Мариам очень сомневалась и относительно двух дней.

— Мне сказали, роды не заняли и часа, — говорил Джалиль. — Ты послушная дочь и всегда старалась не огорчать родителей, Мариам-джо. Даже когда только появлялась на свет.

— Его здесь даже не было! — возмущалась Нана. — Он обретался в Тахти-Сафаре[4], катался на лошади со своими драгоценными друзьями.

По словам Наны, когда Джалилю сказали, что у него родилась еще одна дочь, он только плечами пожал, продолжая расчесывать гриву лошади. И проторчал в Тахти-Сафаре еще две недели.

— Он на руки-то тебя впервые взял, когда тебе уже исполнился месяц. Взглянул разок, сказал: «Какое у нее длинное лицо» — и передал обратно мне.

В это Мариам тоже не верила. Да, Джалиль признавал, что ездил на лошадях в Тахти-Сафаре. Но на весть о рождении ребенка он и не думал пожимать плечами, а вскочил в седло, прискакал обратно в Герат, покачал девочку на руках, погладил по бровкам и спел колыбельную. Мариам представить себе не могла, чтобы Джалиль сказал: «Какое у дочки длинное лицо». Хотя оно и правда было длинновато.

Нана говорила, что назвала девочку в честь своей матушки. Джалиль утверждал, что это он выбрал ей имя. Мариам — так называется очень красивый цветок, тубероза.

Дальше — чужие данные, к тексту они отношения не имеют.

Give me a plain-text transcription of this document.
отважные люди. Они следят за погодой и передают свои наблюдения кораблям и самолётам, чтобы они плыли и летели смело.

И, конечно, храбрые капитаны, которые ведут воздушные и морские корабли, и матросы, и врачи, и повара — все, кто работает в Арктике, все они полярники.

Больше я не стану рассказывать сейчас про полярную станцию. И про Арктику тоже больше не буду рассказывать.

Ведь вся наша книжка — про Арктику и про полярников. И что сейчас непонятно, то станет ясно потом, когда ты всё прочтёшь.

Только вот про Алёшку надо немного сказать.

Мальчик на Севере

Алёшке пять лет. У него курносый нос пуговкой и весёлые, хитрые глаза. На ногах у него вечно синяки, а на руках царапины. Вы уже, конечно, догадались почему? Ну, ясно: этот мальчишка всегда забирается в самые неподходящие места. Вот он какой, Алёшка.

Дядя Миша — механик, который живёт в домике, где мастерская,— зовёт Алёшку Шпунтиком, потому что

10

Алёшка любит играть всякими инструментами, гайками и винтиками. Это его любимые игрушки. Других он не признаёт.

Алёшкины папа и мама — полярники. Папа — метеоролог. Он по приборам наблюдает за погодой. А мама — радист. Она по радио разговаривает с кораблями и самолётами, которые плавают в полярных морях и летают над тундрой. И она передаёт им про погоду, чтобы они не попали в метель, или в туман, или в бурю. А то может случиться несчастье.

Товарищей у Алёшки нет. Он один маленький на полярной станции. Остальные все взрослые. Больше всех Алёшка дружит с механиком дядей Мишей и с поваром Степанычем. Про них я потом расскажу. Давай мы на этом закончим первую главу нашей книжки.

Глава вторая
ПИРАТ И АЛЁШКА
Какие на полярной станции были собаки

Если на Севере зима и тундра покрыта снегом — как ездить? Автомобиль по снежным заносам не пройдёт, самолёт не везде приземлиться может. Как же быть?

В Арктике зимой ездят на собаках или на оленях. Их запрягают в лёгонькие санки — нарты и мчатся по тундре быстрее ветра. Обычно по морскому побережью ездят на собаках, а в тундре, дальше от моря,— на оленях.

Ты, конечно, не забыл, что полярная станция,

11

— Твой любимый? — уточняла Мариам.

— Из самых любимых, — улыбался в ответ Джалиль.

3

 Одно из самых ранних воспоминаний Мариам — грохот железных колес по камням. Братья Мариам по отцу Мухсин и Рамин (иногда Рамин и Фархад) раз в месяц привозили им на тележке рис, муку, чай, сахар, растительное масло, мыло, зубную пасту. По кривой ухабистой дорожке, усыпанной галькой и булыжниками, объезжая заросли и валуны, парни дотаскивали тележку до речки, где мешки и коробки надлежало снять, перенести через поток, перекатить по воде к другому берегу тележку и нагрузить заново. Еще каких-то метров двести по высокой траве и кустарнику — лягушки так и прыгали из-под ног, комары жалили немилосердно, пот заливал глаза, — и вот она, цель.